11. The composition of claim 1 , wherein the phospholipid comprises the D- isomer form.

12. The composition of claim 1, further comprising a member selected from the group consisting of an organic material, inorganic salt or free ions.

13. The composition of claim 1, further comprising zinc ions.

14. The composition of claim 1, wherein the carrier is selected from the group consisting of: an emulsion, a liposome complex, a micellular complex, spray, foam, gel, lavage, cream, ointment and a non-ionic or ionic solution.

15. The composition of claim 14, wherein the gel is bio-resorbable.

16. The composition of claim 14, wherein the gel is thermo-reversible.

17. The composition of claim 14, wherein the gel is non-thermo-reversible.

18. The composition of claim 14, where the phospholipid is present in an emulsion or solution in a concentration of between 0.001% and about 30%.

19. The composition of claim 1, further comprising a surfactant, dispersing agents and water.

20. The composition of claim 1, further comprising an isotonic irrigant.

21. The composition of claim 20, wherein the composition is iso-osmotic.

22. The composition of claim 21, further comprising a zinc salt.

23. The composition of claim 1, further comprising an alcohol.

24. N method for preventing adhesion formation in mammals, comprising: topically administering to an injured tissue surface a composition comprising a phospholipid and a carrier.

25. The method of claim 24, wherein the phospholipid is treated for aqueous administration.

26. The method of claim 24, wherein the composition further comprises an emulsifying agent.

27. The method of claim 24, wherein the composition further comprises a dispersant.

28. The method of claim 24, wherein the phospholipid is phosphatidylcholine.

29. The method of claim 24, wherein the phospholipid is selected from the group consisting of phosphatidylglycerol, phosphatidylethanolamine, phosphatidylinositol, and phosphatidylserine.

30. The method of of claim 24, wherein the phospholipid carries a net positive charge.

31. The method of claim 24, wherein the phospholipid carries a net neutral charge.

32. The method of claim 24, wherein the phospholipid carries a net negative charge.

33. The method of claim 24, wherein the phospholipid is substantially pure and stereo specific.

34. The method of claim 24, wherein the phospholipid comprises the D- isomer form.

35. The method of claim 24, wherein the composition further comprises a member selected from the group consisting of an organic material, inorganic salt or free ions.

36. The method of claim 24, wherein the composition further comprises zinc ions.

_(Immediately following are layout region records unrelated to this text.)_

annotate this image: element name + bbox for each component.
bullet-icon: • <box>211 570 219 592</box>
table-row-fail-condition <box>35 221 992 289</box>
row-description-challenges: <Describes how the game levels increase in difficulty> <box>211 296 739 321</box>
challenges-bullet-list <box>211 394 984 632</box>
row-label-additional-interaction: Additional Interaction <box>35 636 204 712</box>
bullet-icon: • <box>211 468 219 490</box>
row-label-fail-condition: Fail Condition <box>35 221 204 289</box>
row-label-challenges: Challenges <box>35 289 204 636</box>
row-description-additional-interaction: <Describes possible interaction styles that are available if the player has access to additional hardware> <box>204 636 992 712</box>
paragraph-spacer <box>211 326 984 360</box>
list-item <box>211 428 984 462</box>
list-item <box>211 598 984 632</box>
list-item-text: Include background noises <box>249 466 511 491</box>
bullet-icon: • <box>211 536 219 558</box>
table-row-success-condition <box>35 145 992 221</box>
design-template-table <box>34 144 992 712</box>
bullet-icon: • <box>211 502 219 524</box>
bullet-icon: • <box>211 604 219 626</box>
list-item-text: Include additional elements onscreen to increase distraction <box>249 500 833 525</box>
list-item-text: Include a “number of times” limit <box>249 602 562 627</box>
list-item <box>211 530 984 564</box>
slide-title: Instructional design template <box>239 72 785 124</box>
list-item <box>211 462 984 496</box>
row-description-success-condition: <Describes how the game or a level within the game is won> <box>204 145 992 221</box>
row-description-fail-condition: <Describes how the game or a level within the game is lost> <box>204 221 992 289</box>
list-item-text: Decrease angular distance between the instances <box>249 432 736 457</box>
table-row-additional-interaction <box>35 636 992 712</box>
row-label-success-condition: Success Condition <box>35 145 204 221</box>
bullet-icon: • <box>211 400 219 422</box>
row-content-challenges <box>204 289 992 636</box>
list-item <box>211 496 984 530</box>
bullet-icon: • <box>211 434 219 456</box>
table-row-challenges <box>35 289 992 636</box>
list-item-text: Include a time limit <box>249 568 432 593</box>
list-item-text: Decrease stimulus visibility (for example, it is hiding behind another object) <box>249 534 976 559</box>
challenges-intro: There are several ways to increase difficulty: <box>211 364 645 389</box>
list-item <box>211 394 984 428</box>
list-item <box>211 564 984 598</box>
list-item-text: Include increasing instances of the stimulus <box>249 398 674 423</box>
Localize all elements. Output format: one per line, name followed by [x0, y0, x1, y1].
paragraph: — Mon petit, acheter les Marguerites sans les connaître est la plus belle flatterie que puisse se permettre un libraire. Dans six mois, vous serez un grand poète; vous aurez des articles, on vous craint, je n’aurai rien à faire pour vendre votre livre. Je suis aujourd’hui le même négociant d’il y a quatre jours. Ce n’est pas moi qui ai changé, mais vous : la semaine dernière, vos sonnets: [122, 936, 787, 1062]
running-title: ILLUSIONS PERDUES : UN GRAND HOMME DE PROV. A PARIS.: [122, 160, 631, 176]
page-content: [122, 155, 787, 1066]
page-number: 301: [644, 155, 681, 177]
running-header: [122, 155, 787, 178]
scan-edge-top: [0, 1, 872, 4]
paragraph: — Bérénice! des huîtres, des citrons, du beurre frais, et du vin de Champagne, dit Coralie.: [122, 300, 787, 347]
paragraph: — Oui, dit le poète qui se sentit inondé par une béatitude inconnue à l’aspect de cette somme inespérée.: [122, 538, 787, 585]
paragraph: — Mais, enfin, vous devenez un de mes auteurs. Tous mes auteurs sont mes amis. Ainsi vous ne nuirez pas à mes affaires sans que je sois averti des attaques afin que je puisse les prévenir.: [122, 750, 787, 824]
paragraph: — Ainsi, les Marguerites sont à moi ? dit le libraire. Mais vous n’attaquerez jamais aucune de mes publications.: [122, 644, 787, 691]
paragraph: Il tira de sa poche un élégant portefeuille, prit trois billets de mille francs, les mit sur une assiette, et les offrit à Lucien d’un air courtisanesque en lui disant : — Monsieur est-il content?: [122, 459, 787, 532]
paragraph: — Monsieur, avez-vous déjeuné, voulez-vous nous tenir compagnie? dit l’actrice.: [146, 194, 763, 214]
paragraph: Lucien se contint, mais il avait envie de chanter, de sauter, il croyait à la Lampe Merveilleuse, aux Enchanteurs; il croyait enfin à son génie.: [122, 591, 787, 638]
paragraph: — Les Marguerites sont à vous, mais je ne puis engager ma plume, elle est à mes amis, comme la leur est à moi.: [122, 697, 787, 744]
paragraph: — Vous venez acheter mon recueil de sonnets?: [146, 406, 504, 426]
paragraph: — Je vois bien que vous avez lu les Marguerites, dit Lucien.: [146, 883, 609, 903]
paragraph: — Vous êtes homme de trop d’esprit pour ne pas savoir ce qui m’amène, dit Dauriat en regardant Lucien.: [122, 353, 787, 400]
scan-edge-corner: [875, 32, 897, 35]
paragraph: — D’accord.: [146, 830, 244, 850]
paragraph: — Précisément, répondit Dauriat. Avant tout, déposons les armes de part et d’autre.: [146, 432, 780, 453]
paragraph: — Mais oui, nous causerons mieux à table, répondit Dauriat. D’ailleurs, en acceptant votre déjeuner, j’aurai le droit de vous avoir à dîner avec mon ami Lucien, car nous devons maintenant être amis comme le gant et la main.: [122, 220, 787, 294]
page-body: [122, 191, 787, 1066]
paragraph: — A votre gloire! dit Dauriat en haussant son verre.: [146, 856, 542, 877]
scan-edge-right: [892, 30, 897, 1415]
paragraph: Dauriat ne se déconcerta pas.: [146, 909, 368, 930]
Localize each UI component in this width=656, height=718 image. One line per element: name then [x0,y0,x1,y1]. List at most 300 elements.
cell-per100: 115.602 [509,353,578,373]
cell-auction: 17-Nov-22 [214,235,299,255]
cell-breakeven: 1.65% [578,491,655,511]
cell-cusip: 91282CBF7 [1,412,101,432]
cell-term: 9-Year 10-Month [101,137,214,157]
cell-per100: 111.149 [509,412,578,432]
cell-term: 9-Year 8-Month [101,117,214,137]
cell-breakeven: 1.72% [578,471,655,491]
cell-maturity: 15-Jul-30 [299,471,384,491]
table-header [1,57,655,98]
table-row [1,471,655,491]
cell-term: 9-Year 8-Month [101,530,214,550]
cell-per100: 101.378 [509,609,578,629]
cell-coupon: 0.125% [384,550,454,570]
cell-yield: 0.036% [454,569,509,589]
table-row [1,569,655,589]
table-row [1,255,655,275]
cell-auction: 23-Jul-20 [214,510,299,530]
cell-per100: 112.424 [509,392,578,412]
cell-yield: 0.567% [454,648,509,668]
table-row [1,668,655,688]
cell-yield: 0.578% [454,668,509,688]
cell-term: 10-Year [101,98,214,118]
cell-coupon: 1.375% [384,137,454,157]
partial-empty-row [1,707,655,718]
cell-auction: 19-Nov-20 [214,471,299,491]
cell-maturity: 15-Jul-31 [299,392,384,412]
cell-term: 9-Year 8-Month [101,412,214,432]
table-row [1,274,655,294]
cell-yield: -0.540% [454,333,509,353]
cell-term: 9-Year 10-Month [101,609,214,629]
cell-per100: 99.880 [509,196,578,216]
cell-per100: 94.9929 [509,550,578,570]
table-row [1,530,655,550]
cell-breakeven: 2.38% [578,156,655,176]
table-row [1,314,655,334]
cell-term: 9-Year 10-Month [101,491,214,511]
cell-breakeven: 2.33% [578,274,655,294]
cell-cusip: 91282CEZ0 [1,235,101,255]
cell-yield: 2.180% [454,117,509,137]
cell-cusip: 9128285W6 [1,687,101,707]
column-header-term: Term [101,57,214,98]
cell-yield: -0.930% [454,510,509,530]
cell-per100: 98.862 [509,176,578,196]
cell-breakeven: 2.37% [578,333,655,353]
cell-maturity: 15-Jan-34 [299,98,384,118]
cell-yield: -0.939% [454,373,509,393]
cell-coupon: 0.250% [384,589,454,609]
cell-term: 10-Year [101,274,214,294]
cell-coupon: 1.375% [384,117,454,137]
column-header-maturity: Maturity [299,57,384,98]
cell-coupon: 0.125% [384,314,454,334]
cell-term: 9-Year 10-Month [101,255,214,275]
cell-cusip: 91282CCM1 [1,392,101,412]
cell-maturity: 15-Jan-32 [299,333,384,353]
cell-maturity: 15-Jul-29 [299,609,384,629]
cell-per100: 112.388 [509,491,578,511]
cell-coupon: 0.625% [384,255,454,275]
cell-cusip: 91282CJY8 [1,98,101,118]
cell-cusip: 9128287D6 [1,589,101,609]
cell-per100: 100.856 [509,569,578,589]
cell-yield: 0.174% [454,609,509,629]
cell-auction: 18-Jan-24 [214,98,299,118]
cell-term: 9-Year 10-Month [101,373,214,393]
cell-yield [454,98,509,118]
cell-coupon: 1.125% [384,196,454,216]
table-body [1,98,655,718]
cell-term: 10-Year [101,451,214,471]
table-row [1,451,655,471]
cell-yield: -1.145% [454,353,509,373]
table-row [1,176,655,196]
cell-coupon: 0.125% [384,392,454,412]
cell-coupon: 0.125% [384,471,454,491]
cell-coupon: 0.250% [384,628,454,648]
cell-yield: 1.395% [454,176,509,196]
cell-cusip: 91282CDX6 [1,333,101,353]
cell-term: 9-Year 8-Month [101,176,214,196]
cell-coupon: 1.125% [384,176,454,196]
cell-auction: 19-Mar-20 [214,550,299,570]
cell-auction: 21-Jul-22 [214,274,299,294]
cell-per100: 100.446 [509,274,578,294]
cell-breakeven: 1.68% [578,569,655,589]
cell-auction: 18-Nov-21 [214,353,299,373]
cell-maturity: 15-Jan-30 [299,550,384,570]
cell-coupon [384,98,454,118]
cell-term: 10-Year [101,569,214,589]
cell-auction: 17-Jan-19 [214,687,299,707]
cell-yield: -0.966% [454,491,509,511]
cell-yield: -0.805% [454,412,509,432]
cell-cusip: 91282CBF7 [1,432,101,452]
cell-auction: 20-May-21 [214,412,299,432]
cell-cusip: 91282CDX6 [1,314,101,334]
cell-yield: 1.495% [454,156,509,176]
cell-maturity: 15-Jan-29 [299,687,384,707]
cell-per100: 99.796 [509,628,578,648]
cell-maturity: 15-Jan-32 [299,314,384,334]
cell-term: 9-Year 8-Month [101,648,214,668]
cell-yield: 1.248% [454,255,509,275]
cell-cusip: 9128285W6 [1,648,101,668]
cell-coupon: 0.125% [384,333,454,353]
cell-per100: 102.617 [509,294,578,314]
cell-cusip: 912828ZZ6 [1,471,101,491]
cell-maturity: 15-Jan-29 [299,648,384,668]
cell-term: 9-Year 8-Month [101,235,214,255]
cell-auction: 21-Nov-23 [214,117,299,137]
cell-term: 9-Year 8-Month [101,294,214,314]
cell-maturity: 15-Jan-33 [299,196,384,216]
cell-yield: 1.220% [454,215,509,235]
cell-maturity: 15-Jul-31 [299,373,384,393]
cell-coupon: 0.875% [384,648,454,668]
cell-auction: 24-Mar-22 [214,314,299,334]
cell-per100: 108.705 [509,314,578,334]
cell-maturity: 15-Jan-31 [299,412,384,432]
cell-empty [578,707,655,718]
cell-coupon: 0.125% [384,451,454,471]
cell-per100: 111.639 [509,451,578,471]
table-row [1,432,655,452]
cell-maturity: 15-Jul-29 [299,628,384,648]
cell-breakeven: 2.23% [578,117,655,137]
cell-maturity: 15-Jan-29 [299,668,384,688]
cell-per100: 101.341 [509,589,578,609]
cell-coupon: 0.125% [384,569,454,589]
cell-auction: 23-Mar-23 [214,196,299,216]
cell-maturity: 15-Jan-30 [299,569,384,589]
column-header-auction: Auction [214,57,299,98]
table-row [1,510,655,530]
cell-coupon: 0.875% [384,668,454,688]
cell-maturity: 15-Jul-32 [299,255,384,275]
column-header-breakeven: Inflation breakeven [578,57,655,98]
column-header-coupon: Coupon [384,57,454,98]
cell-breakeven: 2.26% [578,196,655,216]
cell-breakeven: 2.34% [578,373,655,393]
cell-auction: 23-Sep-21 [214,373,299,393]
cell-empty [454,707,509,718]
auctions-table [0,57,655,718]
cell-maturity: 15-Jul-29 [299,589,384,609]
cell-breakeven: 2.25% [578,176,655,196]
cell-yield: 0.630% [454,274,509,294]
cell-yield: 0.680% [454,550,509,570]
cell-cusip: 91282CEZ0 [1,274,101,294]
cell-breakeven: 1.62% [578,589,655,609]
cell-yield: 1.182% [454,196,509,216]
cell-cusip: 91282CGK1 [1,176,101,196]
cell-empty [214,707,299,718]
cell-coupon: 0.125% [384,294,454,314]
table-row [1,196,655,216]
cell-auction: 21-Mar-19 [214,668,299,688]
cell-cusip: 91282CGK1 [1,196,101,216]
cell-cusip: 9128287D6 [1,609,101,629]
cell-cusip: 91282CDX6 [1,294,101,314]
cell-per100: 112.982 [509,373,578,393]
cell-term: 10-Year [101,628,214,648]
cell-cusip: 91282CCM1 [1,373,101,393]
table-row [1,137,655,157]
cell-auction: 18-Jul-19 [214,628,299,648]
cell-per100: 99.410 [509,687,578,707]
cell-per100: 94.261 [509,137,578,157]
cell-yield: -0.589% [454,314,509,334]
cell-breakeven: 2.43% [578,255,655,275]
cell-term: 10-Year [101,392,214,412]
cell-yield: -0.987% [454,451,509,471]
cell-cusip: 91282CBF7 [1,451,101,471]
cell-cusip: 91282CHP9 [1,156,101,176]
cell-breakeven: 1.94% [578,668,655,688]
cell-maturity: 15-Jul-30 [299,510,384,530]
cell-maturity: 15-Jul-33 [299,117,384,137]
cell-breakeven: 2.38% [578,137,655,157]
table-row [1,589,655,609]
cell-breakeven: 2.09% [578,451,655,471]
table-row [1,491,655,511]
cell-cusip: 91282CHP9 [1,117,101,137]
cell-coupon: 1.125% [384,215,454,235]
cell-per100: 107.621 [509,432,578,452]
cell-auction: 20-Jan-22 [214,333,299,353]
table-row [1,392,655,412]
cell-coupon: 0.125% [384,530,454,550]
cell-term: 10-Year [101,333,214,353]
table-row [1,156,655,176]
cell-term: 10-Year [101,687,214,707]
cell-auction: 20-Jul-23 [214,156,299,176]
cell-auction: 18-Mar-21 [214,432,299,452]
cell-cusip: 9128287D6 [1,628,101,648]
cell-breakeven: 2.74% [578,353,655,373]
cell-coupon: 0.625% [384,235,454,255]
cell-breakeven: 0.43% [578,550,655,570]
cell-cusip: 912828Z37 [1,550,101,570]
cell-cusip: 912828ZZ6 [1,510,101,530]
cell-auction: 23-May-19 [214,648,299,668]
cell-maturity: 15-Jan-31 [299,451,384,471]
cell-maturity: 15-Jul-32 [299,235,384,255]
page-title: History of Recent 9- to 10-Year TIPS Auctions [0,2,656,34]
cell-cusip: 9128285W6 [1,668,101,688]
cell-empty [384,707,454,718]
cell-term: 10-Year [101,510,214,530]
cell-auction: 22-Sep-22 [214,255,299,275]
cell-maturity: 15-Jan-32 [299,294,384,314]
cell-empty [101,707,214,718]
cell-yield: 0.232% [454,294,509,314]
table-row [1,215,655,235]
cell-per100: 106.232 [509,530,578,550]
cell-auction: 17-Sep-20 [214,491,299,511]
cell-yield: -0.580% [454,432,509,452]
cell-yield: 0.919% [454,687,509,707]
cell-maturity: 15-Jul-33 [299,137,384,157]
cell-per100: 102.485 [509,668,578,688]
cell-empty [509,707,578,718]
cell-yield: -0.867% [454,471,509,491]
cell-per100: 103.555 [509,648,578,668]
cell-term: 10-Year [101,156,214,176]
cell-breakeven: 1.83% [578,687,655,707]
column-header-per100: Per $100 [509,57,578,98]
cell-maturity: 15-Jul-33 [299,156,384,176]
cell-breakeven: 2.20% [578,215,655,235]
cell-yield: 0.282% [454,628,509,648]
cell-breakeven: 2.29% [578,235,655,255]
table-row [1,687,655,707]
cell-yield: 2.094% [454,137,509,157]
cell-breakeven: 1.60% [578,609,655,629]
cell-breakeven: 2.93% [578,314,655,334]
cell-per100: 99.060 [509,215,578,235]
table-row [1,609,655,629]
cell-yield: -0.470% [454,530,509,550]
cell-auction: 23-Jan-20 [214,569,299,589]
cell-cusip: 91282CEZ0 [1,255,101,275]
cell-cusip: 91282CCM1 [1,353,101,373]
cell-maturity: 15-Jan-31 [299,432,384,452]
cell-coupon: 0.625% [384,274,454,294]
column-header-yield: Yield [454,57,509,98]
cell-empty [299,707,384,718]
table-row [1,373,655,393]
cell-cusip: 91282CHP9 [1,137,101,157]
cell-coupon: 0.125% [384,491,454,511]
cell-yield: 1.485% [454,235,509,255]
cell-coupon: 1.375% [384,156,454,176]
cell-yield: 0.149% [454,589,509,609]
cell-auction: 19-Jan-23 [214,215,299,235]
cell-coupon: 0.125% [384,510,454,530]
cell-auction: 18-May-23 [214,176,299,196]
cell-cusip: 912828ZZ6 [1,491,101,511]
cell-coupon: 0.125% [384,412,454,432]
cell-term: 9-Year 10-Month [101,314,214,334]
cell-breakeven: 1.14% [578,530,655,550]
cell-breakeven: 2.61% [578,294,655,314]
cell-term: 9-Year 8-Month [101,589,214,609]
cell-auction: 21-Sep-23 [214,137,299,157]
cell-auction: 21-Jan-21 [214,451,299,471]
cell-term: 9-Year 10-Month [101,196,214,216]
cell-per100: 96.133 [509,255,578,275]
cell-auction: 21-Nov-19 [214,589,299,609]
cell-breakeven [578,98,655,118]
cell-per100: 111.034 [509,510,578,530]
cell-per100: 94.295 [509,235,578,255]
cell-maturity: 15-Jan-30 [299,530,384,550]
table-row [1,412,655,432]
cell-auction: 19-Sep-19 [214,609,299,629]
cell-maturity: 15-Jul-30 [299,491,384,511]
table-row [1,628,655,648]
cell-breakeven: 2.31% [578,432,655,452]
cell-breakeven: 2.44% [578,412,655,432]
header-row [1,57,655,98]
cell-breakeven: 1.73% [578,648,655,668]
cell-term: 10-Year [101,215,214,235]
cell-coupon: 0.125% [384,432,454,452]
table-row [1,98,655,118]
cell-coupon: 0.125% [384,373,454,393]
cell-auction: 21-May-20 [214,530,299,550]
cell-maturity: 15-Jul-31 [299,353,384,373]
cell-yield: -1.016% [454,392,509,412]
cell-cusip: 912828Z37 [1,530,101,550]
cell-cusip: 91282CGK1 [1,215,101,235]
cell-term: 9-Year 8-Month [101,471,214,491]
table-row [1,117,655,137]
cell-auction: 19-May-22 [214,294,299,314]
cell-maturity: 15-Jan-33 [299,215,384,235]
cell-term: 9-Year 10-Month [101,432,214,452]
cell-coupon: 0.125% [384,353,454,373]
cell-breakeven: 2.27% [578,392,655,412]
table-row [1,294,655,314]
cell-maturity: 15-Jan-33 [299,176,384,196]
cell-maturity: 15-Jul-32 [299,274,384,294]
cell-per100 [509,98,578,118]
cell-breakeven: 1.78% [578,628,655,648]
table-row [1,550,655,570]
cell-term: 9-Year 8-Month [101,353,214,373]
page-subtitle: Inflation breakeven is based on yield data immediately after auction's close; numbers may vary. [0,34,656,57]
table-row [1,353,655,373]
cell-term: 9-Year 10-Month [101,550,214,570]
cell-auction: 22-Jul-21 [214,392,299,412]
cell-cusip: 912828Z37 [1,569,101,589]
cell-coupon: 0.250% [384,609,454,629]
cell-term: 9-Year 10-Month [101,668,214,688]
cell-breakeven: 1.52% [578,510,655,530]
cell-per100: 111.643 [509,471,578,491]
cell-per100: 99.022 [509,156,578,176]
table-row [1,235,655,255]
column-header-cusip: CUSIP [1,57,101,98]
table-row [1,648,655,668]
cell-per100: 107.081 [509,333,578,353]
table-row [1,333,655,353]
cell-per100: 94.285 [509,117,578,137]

37. The method of claim 24, wherein the carrier is selected from the group consisting of an emulsion, a liposome complex, a micellular complex, spray, foam, gel, lavage, cream, ointment and ionic or non-ionic solution.

38. The method of claim 37, wherein the gel is bio-resorbable.

39. The method of claim 37, wherein the gel is thermo-reversible.

40. The method of claim 37, wherein the gel is non-thermo-reversible.

41. The method of claim 37, wherein the phospholipid is present in an emulsion or solution in a concentration of about 0.001% and about 30%.

42. The method of claim 24, wherein the composition further comprises a surfactant and water.

43. The method of claim 24, wherein the composition further comprises an isotonic irrigant.

44. The method of claim 42, wherein the composition is iso-osmotic.

45. The composition of claim 43, wherein the composition further comprises a zinc salt.

46. The composition of claim 25, wherein the composition further comprises an alcohol.